AS: Musically, it was fine. He decided not to continue with the project, and that was one of the reasons we started developing the percussion parts for what we do.
AD: We decided we didn’t need a third member (laughs).
Fewer people are always easier to coordinate when making music, so there are definite advantages. Arone, it’s interesting that you said there are no hurdles involved in playing with other people that stem from your instruments. It sort of implies there are hurdles that come from something else. Is there a kind of special connection or chemistry that you have with each other when you’re playing. Is that something that affects playing with other people?
AD: I wouldn’t say that it’s the chemistry that Aron and I have that makes it difficult to work with other musicians, I think that’s it’s more in the writing process Arone and I tend to be very analytical and we really work, we really pick a song apart in order to write it. I think that can be kind of hard to deal with if you’re another musician. Between Arone and I there are plenty of cooks. You know what I mean?
Yeah, absolutely. It’s important to understand that about the way you work.
AS: We’re both similarly anal, in a complementary way (laughs). At times in other projects I’ve been in with other musicians I can be kind of intense, you know?
AD: And same with me.
AS: Yeah, same with Arone. But somehow with the two of us it works.
The strong personalities don’t clash?
AD: We don’t kill each other too bad. (Laughs). We’re still alive.
Is your recording process different from the way you perform live? Arone mentioned that a focus of the band is trying to create as much sound as the two of you can in real time. When you were recording the album did you stick to that aesthetic and play as you would for a show?
AS: We try to do as much as we can live in the recording process. Usually that means us playing the Gass, Buke, and percussion at the same time. Then we’ll do the vocal later.
AD: And the bells later.
AS: Right, and the bells later. Just because it’s easier to record that way from a technical standpoint.

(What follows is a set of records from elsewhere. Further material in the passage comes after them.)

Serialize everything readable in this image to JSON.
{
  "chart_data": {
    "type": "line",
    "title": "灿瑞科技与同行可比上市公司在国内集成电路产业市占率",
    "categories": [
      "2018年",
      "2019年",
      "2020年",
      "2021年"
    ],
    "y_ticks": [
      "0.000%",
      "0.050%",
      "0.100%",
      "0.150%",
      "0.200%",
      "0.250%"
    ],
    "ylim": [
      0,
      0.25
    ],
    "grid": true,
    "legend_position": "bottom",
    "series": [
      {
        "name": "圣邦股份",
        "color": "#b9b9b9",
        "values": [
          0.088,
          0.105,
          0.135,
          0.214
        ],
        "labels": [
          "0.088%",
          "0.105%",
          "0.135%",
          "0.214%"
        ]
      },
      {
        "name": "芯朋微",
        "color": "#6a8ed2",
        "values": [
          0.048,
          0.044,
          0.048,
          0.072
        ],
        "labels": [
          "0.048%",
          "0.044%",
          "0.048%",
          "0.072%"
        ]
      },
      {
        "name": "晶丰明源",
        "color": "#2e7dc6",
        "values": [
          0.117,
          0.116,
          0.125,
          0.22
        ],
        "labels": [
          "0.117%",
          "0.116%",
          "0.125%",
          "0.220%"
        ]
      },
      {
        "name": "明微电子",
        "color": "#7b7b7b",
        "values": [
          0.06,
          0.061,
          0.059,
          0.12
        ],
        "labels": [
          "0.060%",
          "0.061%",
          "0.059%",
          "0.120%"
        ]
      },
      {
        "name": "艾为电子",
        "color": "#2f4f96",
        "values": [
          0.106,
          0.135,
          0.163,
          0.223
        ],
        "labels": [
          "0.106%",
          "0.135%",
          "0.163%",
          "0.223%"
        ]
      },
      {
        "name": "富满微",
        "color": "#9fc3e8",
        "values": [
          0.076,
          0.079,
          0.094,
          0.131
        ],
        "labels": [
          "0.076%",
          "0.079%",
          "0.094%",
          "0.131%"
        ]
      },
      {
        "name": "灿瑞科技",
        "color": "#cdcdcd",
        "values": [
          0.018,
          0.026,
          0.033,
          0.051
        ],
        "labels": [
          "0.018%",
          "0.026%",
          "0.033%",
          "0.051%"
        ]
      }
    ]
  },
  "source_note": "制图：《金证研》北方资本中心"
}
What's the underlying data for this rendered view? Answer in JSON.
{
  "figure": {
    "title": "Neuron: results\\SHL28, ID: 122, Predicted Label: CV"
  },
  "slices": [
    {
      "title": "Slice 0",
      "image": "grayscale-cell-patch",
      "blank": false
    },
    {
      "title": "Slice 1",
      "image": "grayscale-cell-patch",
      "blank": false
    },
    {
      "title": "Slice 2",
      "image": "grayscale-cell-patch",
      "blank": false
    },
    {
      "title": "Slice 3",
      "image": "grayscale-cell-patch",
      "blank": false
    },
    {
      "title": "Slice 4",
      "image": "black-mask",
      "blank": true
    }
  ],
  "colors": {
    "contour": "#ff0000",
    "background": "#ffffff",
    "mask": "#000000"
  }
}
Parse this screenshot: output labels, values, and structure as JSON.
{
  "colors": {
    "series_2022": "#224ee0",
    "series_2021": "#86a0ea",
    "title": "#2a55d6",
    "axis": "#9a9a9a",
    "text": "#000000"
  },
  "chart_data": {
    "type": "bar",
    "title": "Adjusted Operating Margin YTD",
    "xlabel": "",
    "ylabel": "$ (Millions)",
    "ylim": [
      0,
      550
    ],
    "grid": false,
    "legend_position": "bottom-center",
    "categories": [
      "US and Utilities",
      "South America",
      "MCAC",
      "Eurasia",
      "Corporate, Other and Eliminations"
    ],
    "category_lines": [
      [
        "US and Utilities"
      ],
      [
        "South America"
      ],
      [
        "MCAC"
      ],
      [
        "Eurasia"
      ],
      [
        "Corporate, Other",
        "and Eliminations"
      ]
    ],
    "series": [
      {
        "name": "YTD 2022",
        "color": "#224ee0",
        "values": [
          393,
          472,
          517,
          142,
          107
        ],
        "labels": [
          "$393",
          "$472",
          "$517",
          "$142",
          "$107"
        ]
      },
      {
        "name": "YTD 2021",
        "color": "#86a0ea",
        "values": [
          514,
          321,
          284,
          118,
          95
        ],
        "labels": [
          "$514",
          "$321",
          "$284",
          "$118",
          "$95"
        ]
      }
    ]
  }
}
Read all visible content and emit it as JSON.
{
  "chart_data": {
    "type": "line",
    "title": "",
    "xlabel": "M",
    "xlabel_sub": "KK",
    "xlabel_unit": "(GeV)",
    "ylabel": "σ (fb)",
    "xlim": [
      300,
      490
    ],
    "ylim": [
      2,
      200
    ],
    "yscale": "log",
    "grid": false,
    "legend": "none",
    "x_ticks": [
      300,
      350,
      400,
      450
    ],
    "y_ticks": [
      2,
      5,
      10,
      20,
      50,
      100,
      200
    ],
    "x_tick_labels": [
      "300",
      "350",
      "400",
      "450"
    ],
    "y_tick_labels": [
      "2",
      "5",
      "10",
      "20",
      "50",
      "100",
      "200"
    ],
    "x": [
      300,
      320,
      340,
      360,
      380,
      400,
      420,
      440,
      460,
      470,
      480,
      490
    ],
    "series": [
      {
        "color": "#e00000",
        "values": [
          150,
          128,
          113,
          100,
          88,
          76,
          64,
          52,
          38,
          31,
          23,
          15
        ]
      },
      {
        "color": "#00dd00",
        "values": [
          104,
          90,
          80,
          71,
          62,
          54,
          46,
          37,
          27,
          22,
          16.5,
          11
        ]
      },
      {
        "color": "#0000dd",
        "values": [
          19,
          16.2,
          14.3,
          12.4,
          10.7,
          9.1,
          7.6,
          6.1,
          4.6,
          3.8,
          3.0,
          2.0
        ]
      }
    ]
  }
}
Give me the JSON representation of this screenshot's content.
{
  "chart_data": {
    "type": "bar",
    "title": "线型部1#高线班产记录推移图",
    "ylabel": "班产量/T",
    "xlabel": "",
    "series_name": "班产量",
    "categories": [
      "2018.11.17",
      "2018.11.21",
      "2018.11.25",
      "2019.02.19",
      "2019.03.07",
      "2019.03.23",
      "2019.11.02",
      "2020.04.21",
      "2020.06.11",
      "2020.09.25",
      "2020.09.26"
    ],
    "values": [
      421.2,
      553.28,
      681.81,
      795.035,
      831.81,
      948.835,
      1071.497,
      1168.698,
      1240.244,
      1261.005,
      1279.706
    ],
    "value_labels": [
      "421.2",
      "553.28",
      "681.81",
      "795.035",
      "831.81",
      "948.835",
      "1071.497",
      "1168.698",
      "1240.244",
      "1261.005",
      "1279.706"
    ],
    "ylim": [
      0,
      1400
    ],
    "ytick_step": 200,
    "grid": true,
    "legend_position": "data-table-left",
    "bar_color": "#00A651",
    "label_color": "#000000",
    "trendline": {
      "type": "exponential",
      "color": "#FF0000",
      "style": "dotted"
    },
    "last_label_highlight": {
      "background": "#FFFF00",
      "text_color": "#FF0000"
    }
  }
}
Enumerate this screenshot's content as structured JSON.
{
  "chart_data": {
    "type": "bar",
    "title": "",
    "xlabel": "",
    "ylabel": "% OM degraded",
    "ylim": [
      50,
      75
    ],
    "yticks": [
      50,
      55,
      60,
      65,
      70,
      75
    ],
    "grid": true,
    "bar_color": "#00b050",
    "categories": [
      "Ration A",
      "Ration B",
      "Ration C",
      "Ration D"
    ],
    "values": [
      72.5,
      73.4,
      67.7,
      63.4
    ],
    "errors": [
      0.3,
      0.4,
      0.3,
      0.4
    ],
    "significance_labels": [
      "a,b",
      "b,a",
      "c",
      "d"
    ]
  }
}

To avoid sounds bleeding into the vocal mics?
AS: Yeah. But at its core, the recording is just trying to capture what we do live.
AD: With some embellishments of course.
AS: Right, we have some small additional things happening, but overall we try and keep it simple.
And to go back to this discussion of loops; I know you don’t use them at all in Buke and Gass, but you guys were mentioning that you had worked on other projects that did incorporate loops. To my ear, it does seem like the sound of Buke and Gass is a bit informed by mechanized musical styles. Do you think that’s a fair assessment? Is that an aesthetic that you’re drawn to at all? Do those styles inform your playing at all?
AD: No, they don’t inform mine. I think our music is similar to the way we built our instruments in that form follows function. Our music is the bi-product of our instrumentation and how we work together. It’s not that we’re trying to capture or even create something derived from a loop idea. When we write we improvise and we’ll record it. On occasions where we don’t immediately like the entire improvisation and want to turn that into a song we’ll take a part of an improvisation and expand on that, which maybe sounds like a loop, but I don’t think so.
AS: Well, okay. I actually completely disagree with you.
AD: Oh. [laughs]
AS: The things that I like to play and the type of ideas I like to arrange for our music have come from my interest in mechanized music or computer music. And I draw inspiration from that. Maybe you don’t, Arone -
AS: But I’m totally into that stuff. And I’m totally into being able to… I’m less interested in being able to use computers in my music and more interested in being influenced by what that kind of composition can do and being able to play that live with real instruments interests me a lot.
AD: Well, I can agree with that.
AS: I used to do a lot of electronic music on my own and listening to a lot of that stuff I always had fantasies of taking something like an Aphex Twin piece and performing that live with an orchestra or in some other capacity involving live musicians. Those kinds of ideas interest me a lot. I feel like I take those ideas into consideration when creating music for Buke and Gass.